Afin d’avoir une meilleure connaissance de leurs méthodes de travail et des problèmes inhérents au passage d’une langue à l’autre, il est important de retrouver les manuscrits qui ont servi de base de travail aux traducteurs. On y trouve des notes de leur main qui expliquent les difficultés rencontrées, les hésitations dans l’utilisation d’un terme plutôt qu’un autre pour rendre en latin un vocable de la langue source ainsi que des notes marginales qui sont autant de remarques philologiques, matériel de première main pour notre compréhension et notre connaissance des niveaux linguistiques tant des traducteurs que des utilisateurs depuis l’Antiquité jusqu’à la Renaissance.

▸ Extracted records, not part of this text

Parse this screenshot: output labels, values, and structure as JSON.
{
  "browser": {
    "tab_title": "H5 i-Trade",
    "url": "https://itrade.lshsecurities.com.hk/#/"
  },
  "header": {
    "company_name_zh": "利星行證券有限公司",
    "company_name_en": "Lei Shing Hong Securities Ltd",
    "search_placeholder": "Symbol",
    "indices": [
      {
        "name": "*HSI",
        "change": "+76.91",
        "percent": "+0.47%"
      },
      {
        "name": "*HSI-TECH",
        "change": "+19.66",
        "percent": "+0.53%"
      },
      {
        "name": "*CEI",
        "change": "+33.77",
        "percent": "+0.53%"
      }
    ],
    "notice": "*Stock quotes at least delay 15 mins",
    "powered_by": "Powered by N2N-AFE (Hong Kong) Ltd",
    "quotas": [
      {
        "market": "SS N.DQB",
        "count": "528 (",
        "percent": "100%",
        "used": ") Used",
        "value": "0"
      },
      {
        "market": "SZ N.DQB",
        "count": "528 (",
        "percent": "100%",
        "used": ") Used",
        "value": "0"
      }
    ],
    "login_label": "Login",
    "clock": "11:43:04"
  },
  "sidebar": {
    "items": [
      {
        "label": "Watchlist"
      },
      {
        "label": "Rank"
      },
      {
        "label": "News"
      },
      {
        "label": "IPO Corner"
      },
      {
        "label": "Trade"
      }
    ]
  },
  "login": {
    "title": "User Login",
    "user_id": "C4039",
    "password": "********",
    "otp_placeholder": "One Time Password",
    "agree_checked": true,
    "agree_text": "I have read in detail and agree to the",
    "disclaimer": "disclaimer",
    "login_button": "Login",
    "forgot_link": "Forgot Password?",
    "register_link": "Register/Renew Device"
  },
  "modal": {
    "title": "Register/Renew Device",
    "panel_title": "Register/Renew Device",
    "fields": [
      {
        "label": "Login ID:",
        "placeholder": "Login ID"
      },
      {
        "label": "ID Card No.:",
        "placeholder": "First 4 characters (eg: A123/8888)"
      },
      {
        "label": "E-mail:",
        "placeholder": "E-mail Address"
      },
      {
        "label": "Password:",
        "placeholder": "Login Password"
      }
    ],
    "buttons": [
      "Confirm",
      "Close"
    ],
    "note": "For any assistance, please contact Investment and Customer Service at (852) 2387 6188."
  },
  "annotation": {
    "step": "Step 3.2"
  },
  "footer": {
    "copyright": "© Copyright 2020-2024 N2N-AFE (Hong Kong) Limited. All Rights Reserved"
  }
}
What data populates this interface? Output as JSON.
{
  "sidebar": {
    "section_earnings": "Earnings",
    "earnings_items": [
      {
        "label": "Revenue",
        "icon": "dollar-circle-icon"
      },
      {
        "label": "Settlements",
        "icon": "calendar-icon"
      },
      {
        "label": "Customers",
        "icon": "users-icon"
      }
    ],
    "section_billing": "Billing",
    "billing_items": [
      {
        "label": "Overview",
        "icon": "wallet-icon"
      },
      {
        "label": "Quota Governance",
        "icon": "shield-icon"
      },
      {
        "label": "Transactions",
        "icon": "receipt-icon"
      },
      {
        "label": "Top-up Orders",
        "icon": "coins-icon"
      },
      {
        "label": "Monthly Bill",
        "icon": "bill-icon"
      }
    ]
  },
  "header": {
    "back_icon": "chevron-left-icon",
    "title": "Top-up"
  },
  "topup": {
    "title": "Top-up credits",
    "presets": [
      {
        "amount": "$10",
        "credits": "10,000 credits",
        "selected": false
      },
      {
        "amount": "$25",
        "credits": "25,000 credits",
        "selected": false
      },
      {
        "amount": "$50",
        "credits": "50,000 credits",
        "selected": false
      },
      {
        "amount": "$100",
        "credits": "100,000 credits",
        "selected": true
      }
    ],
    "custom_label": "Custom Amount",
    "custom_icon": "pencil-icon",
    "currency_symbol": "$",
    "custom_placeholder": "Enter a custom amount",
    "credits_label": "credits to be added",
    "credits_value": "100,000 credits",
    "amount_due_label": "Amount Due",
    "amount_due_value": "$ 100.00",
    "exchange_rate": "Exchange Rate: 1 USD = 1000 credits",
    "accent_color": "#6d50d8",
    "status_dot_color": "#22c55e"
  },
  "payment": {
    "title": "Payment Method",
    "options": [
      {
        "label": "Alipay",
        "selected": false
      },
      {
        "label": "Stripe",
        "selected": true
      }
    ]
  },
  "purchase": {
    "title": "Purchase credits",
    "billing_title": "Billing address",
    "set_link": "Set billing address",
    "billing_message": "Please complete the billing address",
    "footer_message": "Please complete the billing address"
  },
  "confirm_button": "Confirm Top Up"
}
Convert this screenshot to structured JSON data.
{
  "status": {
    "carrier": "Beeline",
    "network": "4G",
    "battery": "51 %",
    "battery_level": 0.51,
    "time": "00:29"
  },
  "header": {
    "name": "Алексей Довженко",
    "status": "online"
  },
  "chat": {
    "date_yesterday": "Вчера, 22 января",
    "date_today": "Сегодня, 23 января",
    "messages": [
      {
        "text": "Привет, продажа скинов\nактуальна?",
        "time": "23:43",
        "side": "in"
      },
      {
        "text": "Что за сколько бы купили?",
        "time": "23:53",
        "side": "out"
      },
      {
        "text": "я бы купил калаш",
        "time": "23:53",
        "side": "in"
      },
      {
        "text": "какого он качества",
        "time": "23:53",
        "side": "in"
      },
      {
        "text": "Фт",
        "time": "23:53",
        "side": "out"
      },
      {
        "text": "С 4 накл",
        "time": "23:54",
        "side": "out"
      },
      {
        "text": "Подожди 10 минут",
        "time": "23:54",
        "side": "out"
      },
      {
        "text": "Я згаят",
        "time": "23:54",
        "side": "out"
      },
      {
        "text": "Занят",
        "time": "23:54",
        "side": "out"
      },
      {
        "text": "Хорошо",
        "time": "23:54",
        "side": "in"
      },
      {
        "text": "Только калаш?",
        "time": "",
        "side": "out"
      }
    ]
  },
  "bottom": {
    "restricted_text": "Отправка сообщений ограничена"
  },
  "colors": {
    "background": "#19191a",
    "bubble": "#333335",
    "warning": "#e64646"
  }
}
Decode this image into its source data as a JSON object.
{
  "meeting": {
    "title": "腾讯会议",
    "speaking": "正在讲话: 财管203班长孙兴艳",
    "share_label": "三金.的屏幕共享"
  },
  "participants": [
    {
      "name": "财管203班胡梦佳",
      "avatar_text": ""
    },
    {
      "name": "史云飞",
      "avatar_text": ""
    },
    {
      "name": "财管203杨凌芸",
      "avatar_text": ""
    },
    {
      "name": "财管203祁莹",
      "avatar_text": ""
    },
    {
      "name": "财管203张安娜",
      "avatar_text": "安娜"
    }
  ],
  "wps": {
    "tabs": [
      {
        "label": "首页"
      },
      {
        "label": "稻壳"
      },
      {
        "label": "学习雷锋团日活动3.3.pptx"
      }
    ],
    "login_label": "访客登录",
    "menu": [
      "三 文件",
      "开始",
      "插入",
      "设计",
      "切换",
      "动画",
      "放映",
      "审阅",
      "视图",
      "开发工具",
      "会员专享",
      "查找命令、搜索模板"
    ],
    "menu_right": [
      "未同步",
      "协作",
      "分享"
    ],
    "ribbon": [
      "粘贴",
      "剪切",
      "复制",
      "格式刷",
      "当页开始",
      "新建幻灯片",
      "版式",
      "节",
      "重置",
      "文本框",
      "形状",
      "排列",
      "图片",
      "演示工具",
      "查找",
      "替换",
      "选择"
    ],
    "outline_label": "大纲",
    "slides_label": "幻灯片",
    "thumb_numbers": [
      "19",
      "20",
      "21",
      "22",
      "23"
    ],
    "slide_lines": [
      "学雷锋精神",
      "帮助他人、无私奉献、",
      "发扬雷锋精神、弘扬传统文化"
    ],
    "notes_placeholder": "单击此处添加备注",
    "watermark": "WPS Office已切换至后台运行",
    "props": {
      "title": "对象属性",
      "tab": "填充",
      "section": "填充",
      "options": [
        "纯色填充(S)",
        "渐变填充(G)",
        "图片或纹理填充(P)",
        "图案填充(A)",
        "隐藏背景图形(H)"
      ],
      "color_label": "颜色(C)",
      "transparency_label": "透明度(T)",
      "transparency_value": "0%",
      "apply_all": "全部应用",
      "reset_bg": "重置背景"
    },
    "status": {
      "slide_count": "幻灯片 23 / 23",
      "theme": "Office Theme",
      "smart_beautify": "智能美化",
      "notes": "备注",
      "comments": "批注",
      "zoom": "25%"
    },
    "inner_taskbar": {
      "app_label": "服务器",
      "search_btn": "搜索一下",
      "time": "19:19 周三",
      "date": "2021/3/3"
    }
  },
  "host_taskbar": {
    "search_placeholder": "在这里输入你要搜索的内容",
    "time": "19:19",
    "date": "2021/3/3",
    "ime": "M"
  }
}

D’autre part, lorsqu’elles existent, les préfaces laissées par les traducteurs en tête de leur travail constituent des documents de première importance pour notre compréhension de leurs problèmes et pour la reconstitution de la méthode utilisée pour les résoudre.
On trouvera dans ce volume beaucoup de matériel encore inédit. Les recherches menées sur les manuscrits ont permis de voir plus clair dans la problématique propre aux traductions faites tant sur le grec, l’arabe, le syriaque, l’hébreu qu’en langues vulgaires. Les exposés sont dus à des spécialistes des divers domaines concernés.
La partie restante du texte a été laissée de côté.